Fingerprint sensors are rapidly becoming the standard tool for securing mobile devices. Synaptics believes that these sensors typically aren't as safe as users think, however, especially in laptops. To prove its point, the company recently set up a demo in which it quickly gained access to a notebook and a smartphone by means of a tiny $25 device.
The folks over at HotHardware were on the scene for the demo, and report that Synaptics pulled off this hack by compromising the fingeprint sensors on two commercially-available notebooks. The company cobbled together a tiny device out of a microcontroller and a Bluetooth transmitter, and placed it between the fingerprint sensor and host of a pair of notebooks. For one of the notebooks, Synaptics simply placed the device in line with the fingerprint sensor. For the other, Synaptics had to expose pads on the notebook's motherboard and attach the device.
Because the links between the fingerprint sensors and host machines weren't encrypted, the device Synaptics constructed was able to act as a man-in-the-middle and capture an image of the user's fingerprint. From that point on, the company could simply resend the same data to the host machine to unlock the notebook at will. The shenanigans weren't over yet, though. By printing a copy of the stolen fingerprint on photo paper with conductive ink, Synaptics was able to gain access to a smartphone that had been locked by the same user.

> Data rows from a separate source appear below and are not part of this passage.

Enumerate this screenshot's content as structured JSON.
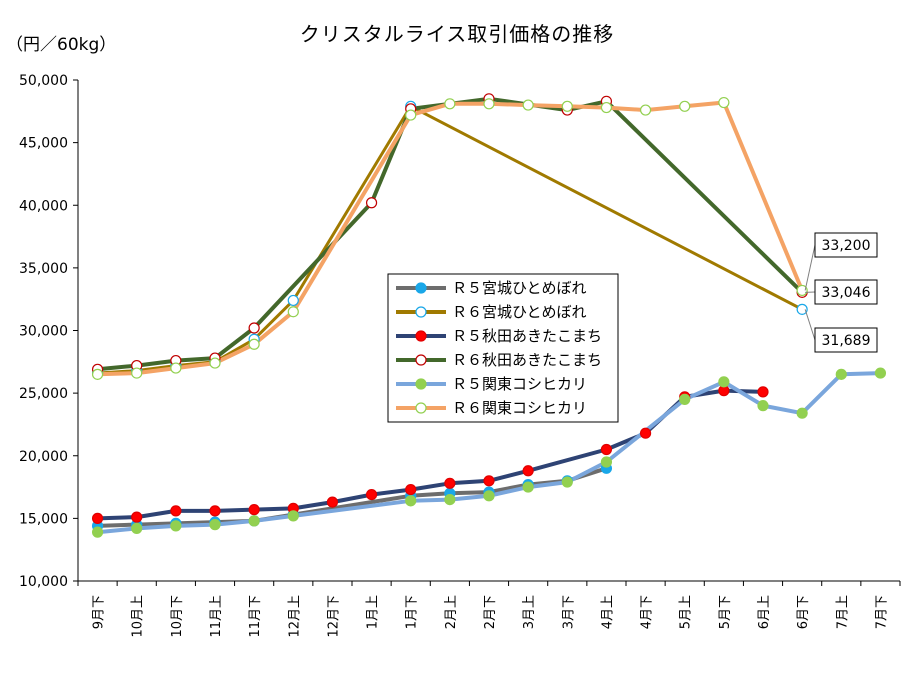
{
  "chart_data": {
    "type": "line",
    "title": "クリスタルライス取引価格の推移",
    "ylabel": "（円／60kg）",
    "ylim": [
      10000,
      50000
    ],
    "y_ticks": [
      "10,000",
      "15,000",
      "20,000",
      "25,000",
      "30,000",
      "35,000",
      "40,000",
      "45,000",
      "50,000"
    ],
    "categories": [
      "9月下",
      "10月上",
      "10月下",
      "11月上",
      "11月下",
      "12月上",
      "12月下",
      "1月上",
      "1月下",
      "2月上",
      "2月下",
      "3月上",
      "3月下",
      "4月上",
      "4月下",
      "5月上",
      "5月下",
      "6月上",
      "6月下",
      "7月上",
      "7月下"
    ],
    "legend_position": "center",
    "series": [
      {
        "name": "Ｒ５宮城ひとめぼれ",
        "color": "#6d6d6d",
        "marker_fill": "#1aa7e8",
        "marker_stroke": "#1aa7e8",
        "values": [
          14400,
          14500,
          14600,
          14700,
          14800,
          15300,
          null,
          null,
          16800,
          17000,
          17100,
          17700,
          18000,
          19000,
          null,
          null,
          null,
          null,
          null,
          null,
          null
        ]
      },
      {
        "name": "Ｒ６宮城ひとめぼれ",
        "color": "#a07a00",
        "marker_fill": "#ffffff",
        "marker_stroke": "#1aa7e8",
        "values": [
          26600,
          26800,
          27200,
          27500,
          29300,
          32400,
          null,
          null,
          47900,
          null,
          null,
          null,
          null,
          null,
          null,
          null,
          null,
          null,
          31689,
          null,
          null
        ]
      },
      {
        "name": "Ｒ５秋田あきたこまち",
        "color": "#2e4374",
        "marker_fill": "#ff0000",
        "marker_stroke": "#e00000",
        "values": [
          15000,
          15100,
          15600,
          15600,
          15700,
          15800,
          16300,
          16900,
          17300,
          17800,
          18000,
          18800,
          null,
          20500,
          21800,
          24700,
          25200,
          25100,
          null,
          null,
          null
        ]
      },
      {
        "name": "Ｒ６秋田あきたこまち",
        "color": "#43682b",
        "marker_fill": "#ffffff",
        "marker_stroke": "#c00000",
        "values": [
          26900,
          27200,
          27600,
          27800,
          30200,
          null,
          null,
          40200,
          47700,
          null,
          48500,
          null,
          47600,
          48300,
          null,
          null,
          null,
          null,
          33046,
          null,
          null
        ]
      },
      {
        "name": "Ｒ５関東コシヒカリ",
        "color": "#7aa6dc",
        "marker_fill": "#92d050",
        "marker_stroke": "#92d050",
        "values": [
          13900,
          14200,
          14400,
          14500,
          14800,
          15200,
          null,
          null,
          16400,
          16500,
          16800,
          17500,
          17900,
          19500,
          null,
          24500,
          25900,
          24000,
          23400,
          26500,
          26600
        ]
      },
      {
        "name": "Ｒ６関東コシヒカリ",
        "color": "#f4a365",
        "marker_fill": "#ffffff",
        "marker_stroke": "#92d050",
        "values": [
          26500,
          26600,
          27000,
          27400,
          28900,
          31500,
          null,
          null,
          47200,
          48100,
          48100,
          48000,
          47900,
          47800,
          47600,
          47900,
          48200,
          null,
          33200,
          null,
          null
        ]
      }
    ],
    "annotations": [
      {
        "text": "33,200",
        "series": "Ｒ６関東コシヒカリ",
        "category": "6月下"
      },
      {
        "text": "33,046",
        "series": "Ｒ６秋田あきたこまち",
        "category": "6月下"
      },
      {
        "text": "31,689",
        "series": "Ｒ６宮城ひとめぼれ",
        "category": "6月下"
      }
    ]
  }
}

Now, most people shouldn't panic about this vulnerability. It requires would-be hackers to gain physical access to a notebook and install a device without being noticed, and once an attacker has physical access to a device, all bets are off to begin with. However, Synaptics thinks that the existence of this vulnerability should make consumers wonder why end-to-end encryption isn't used more commonly for fingerprint authentication, and suggests that they look for products that employ its SentryPoint anti-spoofing technology. It's hard to argue against more robust security practices and more secure biometric devices, considering how much damage malicious parties could do with not only users' personal data, but also their fingerprints.